5420B - PARENT-TEACHER CONFERENCES
The parent-teacher conference can play a significant role in the education of our students in three (3) important ways:
- providing the teacher with vital information from parents that will strengthen the plans and strategies the teacher uses with a student
- helping parents understand more clearly what the school and the teacher are trying to accomplish with a student, what is required for students to accomplish such results, and what the parent can do to facilitate the process
- building a strong home-school partnership that has implications for support of school programs beyond particular classroom or grade
In a parent-teacher conference following the school's receipt of the statewide assessment results, a teacher of a student who has taken a statewide assessment shall discuss with the parent the child's individual results on the statewide assessment.

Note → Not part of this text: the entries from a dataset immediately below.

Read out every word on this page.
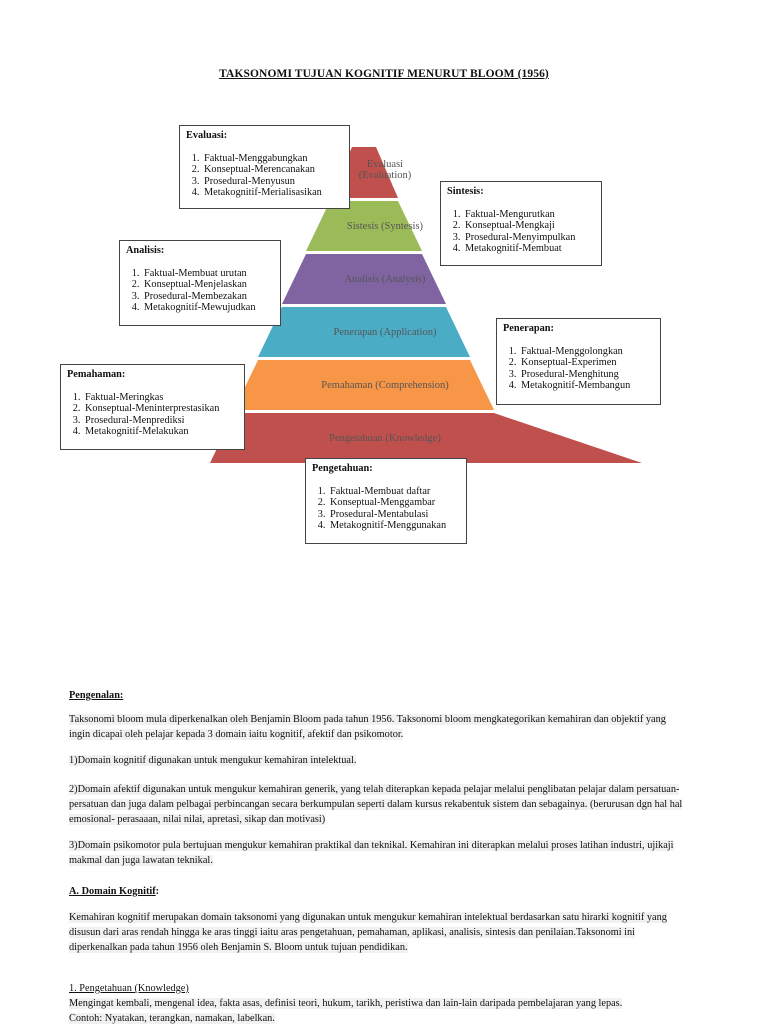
TAKSONOMI TUJUAN KOGNITIF MENURUT BLOOM (1956)
Evaluasi
(Evaluation)
Sistesis (Syntesis)
Analisis (Analysis)
Penerapan (Application)
Pemahaman (Comprehension)
Pengetahuan (Knowledge)
Evaluasi:
1. Faktual-Menggabungkan
2. Konseptual-Merencanakan
3. Prosedural-Menyusun
4. Metakognitif-Merialisasikan	Sintesis:
1. Faktual-Mengurutkan
2. Konseptual-Mengkaji
3. Prosedural-Menyimpulkan
4. Metakognitif-Membuat
Analisis:
1. Faktual-Membuat urutan
2. Konseptual-Menjelaskan
3. Prosedural-Membezakan
4. Metakognitif-Mewujudkan
Penerapan:
1. Faktual-Menggolongkan
2. Konseptual-Experimen
3. Prosedural-Menghitung
4. Metakognitif-Membangun
Pemahaman:
1. Faktual-Meringkas
2. Konseptual-Meninterprestasikan
3. Prosedural-Menprediksi
4. Metakognitif-Melakukan
Pengetahuan:
1. Faktual-Membuat daftar
2. Konseptual-Menggambar
3. Prosedural-Mentabulasi
4. Metakognitif-Menggunakan

Pengenalan:

Taksonomi bloom mula diperkenalkan oleh Benjamin Bloom pada tahun 1956. Taksonomi bloom mengkategorikan kemahiran dan objektif yang ingin dicapai oleh pelajar kepada 3 domain iaitu kognitif, afektif dan psikomotor.

1)Domain kognitif digunakan untuk mengukur kemahiran intelektual.

2)Domain afektif digunakan untuk mengukur kemahiran generik, yang telah diterapkan kepada pelajar melalui penglibatan pelajar dalam persatuan-persatuan dan juga dalam pelbagai perbincangan secara berkumpulan seperti dalam kursus rekabentuk sistem dan sebagainya. (berurusan dgn hal hal emosional- perasaaan, nilai nilai, apretasi, sikap dan motivasi)

3)Domain psikomotor pula bertujuan mengukur kemahiran praktikal dan teknikal. Kemahiran ini diterapkan melalui proses latihan industri, ujikaji makmal dan juga lawatan teknikal.

A. Domain Kognitif:

Kemahiran kognitif merupakan domain taksonomi yang digunakan untuk mengukur kemahiran intelektual berdasarkan satu hirarki kognitif yang disusun dari aras rendah hingga ke aras tinggi iaitu aras pengetahuan, pemahaman, aplikasi, analisis, sintesis dan penilaian.Taksonomi ini diperkenalkan pada tahun 1956 oleh Benjamin S. Bloom untuk tujuan pendidikan.

1. Pengetahuan (Knowledge)

Mengingat kembali, mengenal idea, fakta asas, definisi teori, hukum, tarikh, peristiwa dan lain-lain daripada pembelajaran yang lepas.

Contoh: Nyatakan, terangkan, namakan, labelkan.
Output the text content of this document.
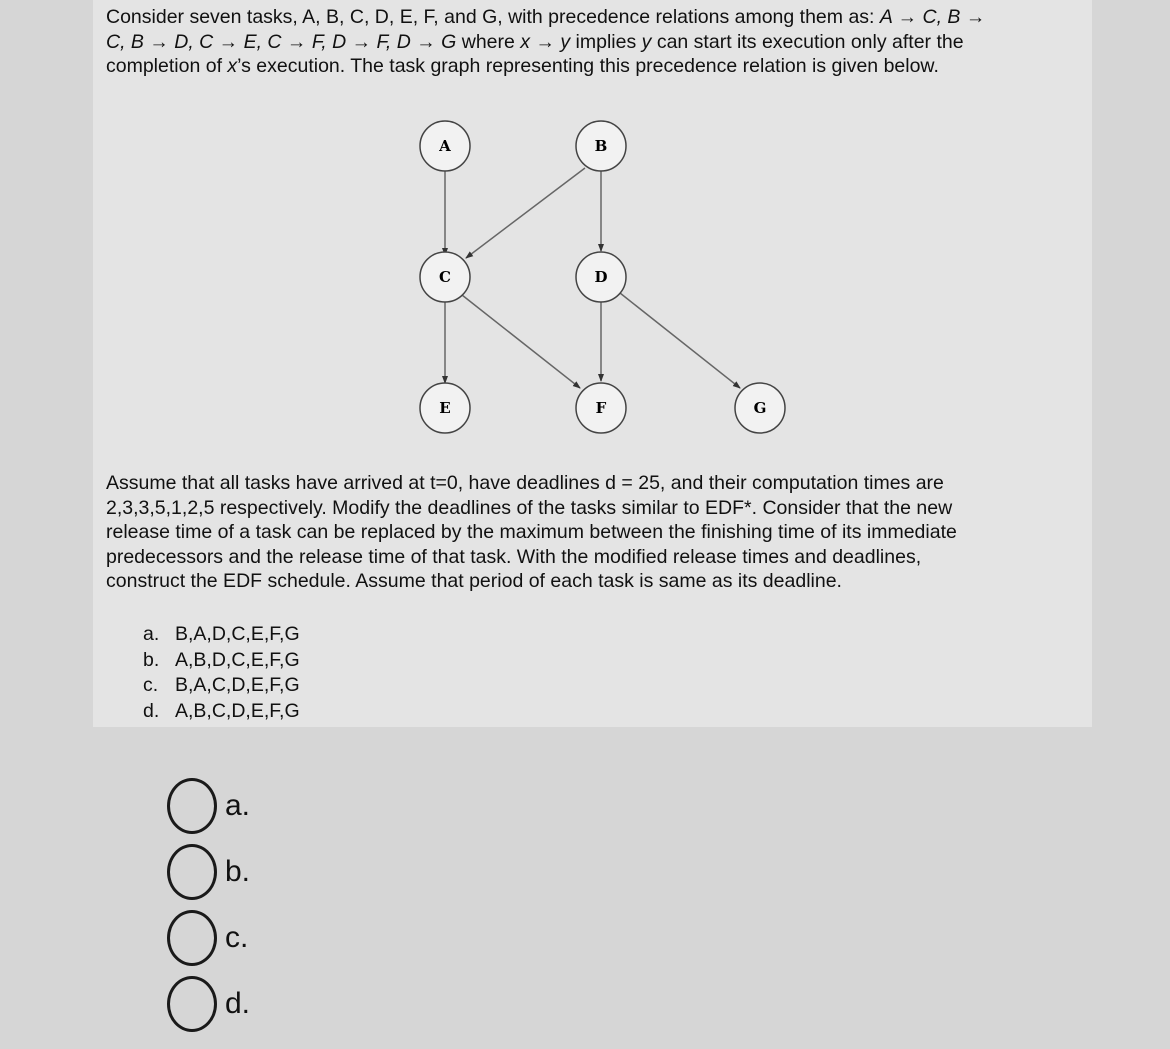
Consider seven tasks, A, B, C, D, E, F, and G, with precedence relations among them as: A → C, B →
C, B → D, C → E, C → F, D → F, D → G where x → y implies y can start its execution only after the
completion of x’s execution. The task graph representing this precedence relation is given below.
A	B
C	D
E	F	G
Assume that all tasks have arrived at t=0, have deadlines d = 25, and their computation times are
2,3,3,5,1,2,5 respectively. Modify the deadlines of the tasks similar to EDF*. Consider that the new
release time of a task can be replaced by the maximum between the finishing time of its immediate
predecessors and the release time of that task. With the modified release times and deadlines,
construct the EDF schedule. Assume that period of each task is same as its deadline.
a. B,A,D,C,E,F,G
b. A,B,D,C,E,F,G
c. B,A,C,D,E,F,G
d. A,B,C,D,E,F,G
a.
b.
c.
d.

Each principal, in collaboration with the school staff, should incorporate a parent-teacher conference plan as part of the educational plan that each building is to design and implement each year. Among the strategies contained in such a conference plan should be:
- creating an environment in which the interaction with parents is based on a partnership mindset rather than one which communicates "we know and tell, you don't know, so listen";
- beginning an open-house or initial conference with a clear, concise description for each academic area of:
- what the desired learning outcomes are for the year;
- why it is important that the student both acquires and then applies those learnings;
- what learning processes and strategies the student will need to be able to use to achieve such outcomes;
- what techniques, strategies, and other actions the teacher will be using to help the student achieve the outcomes;
- providing opportunities for parents to ask questions regarding both the ends and the means and to suggest additions and modifications to both;
- ensuring that at any special conferences with parents, the parents leave with:
- one (1) or more action plans for helping their child which the teacher and parent have developed and agreed upon;
- a clear understanding of what progress reports and report cards will contain; how they should be interpreted and how they should be used by parents in supporting their child's learning efforts.